According to Bloomberg, Mohamed Alabbar’s Emaar Malls bid $800,000 so Souq, rivaling Amazon.
While Amazon has been expanding into India, China, and Mexico, this acquisition is one of the largest deals Amazon has had in years. The deal is expected to close this year.
Goldman Sachs, the advisors of the acquisition commented on the news calling the purchase “the biggest-ever technology M&A transaction in the Arab world..” The purchase comes as a great benefit to Amazon as it is their first time getting their foot in the door of the Middle Eastern market. It is expected to be just as successful in this region as it has been in every other market they have ventured in.
The entire Middle East has about 50 million consumers, however, only 2 percent of purchases are made online in the region. While wealth is common in the area, e-commerce remains greatly untapped. Shopping at malls and retail centers is more popular in the area as it is seen as a leisure activity. This could be the beginning of Amazon dominating in the Middle East or even expanding online retail expenditure amongst those countries. Certainly, Amazon will make a strong presence in emerging markets such as Egypt, Saudi Arabia, and the UAE.

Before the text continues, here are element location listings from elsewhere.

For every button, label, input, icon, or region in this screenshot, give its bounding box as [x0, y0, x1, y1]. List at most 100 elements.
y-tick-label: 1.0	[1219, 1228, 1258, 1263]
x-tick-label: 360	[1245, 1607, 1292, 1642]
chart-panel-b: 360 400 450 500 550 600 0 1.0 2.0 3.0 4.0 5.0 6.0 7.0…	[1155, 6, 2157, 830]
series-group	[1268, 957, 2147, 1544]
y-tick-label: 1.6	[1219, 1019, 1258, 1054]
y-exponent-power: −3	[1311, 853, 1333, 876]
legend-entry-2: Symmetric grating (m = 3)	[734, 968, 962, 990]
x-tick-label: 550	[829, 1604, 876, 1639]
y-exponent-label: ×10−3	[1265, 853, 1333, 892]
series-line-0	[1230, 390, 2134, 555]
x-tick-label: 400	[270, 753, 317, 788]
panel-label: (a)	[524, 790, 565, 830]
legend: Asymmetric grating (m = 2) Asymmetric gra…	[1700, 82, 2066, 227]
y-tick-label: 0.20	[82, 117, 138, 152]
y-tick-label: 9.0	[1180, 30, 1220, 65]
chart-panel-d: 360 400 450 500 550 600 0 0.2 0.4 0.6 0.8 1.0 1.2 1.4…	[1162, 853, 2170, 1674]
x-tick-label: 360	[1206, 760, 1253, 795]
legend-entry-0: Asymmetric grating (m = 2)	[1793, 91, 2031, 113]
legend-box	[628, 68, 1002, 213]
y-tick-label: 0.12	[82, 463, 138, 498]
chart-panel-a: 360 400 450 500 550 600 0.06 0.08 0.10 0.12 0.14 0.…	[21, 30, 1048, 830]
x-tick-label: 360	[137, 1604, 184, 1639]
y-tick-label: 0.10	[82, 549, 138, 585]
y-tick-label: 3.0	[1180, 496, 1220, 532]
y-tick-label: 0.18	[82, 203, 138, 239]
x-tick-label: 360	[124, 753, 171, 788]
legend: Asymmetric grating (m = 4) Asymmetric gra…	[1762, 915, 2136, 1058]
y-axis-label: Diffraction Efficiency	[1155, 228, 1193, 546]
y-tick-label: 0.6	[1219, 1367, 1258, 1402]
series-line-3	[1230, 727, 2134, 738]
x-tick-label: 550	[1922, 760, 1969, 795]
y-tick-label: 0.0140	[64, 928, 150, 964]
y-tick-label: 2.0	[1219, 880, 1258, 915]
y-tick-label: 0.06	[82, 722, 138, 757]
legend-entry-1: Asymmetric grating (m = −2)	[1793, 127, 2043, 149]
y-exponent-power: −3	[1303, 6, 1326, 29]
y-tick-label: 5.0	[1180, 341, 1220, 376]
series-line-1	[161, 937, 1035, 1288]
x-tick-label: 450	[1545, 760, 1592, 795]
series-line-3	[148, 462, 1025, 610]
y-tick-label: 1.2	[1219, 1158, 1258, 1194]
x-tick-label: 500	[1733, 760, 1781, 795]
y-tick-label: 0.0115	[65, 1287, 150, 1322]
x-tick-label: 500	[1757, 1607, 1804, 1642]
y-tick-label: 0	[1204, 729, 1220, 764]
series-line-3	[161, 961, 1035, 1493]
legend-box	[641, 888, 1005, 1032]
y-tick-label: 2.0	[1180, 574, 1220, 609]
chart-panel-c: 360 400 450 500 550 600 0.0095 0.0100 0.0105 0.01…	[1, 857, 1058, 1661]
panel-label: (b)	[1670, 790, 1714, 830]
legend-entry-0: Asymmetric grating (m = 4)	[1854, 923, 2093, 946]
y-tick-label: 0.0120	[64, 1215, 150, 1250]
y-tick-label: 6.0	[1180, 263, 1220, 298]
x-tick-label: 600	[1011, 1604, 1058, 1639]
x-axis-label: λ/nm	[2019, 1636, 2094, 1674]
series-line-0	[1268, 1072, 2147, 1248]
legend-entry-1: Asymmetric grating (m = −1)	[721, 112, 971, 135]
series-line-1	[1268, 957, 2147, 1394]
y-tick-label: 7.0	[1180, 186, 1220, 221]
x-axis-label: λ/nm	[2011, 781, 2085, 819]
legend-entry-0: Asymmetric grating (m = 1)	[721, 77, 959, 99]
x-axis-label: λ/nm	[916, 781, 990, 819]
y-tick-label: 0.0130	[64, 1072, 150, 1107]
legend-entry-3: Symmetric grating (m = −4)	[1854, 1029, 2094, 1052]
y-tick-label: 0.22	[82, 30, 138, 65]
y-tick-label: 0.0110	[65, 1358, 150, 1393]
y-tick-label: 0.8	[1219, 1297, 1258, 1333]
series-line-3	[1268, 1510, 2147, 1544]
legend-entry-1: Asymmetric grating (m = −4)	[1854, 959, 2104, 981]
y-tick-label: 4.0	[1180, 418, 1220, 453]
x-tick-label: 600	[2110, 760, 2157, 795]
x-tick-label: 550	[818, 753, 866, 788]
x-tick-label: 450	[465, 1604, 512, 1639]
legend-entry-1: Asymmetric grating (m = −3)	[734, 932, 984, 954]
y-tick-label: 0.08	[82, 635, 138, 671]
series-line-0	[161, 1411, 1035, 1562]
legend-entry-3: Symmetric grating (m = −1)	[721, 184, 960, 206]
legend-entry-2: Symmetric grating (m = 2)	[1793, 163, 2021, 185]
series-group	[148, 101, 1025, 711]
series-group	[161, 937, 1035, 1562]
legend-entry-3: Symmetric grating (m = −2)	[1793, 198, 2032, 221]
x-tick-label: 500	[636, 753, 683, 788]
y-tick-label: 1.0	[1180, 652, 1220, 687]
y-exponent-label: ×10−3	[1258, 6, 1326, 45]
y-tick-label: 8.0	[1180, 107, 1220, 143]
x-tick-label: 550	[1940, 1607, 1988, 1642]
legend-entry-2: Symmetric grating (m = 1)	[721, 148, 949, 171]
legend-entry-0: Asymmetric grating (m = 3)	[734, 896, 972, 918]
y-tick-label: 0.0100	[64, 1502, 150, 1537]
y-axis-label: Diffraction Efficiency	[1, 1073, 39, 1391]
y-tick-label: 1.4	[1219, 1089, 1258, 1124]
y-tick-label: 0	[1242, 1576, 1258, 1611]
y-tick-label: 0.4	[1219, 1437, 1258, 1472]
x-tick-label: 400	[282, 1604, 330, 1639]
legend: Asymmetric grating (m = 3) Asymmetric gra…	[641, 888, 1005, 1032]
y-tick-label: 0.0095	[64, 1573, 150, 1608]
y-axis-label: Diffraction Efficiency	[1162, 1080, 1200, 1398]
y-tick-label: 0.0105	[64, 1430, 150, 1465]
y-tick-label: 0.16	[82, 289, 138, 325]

While other buyers have tried to make it in the Middle East, they have not had as much luck as Amazon is expected to have. Yahoo bought Maktoob for $160 million, an online services company, back in 2009 but eventually shut down those Middle Eastern operations. Jeff Bezos, founder of Amazon, is focused on the long-term potential of Souq, bolstering its probability of success.
Considering Souq’s track record, it seems like a promising investment for Amazon. The company completed the largest e-commerce financing in the Middle East’s history, having raised $275 million from investors Tiger Global Management and Naspers. Souq even added several investors including Standard Chartered Private Equity, IFC, and Baillie Gifford. The company used these investments for new technology and new product categories.
The company even launched a fulfillment operation for sellers last year called “Fulfilled by Souq.” It also invested in a local grocery app called InstaShop. The app, based in Dubai, offers a 30-minute delivery to local resident. Another success for Souq is their recent same-day delivery available in Dubai.
Luckily, for both companies, e-commerce within the region is expected to grow 30 percent a year, according to Star Chartered analysts. Amazon’s aquision of Souq promises real potential.
A version of this article appeared in the Tuesday, April 4th print edition.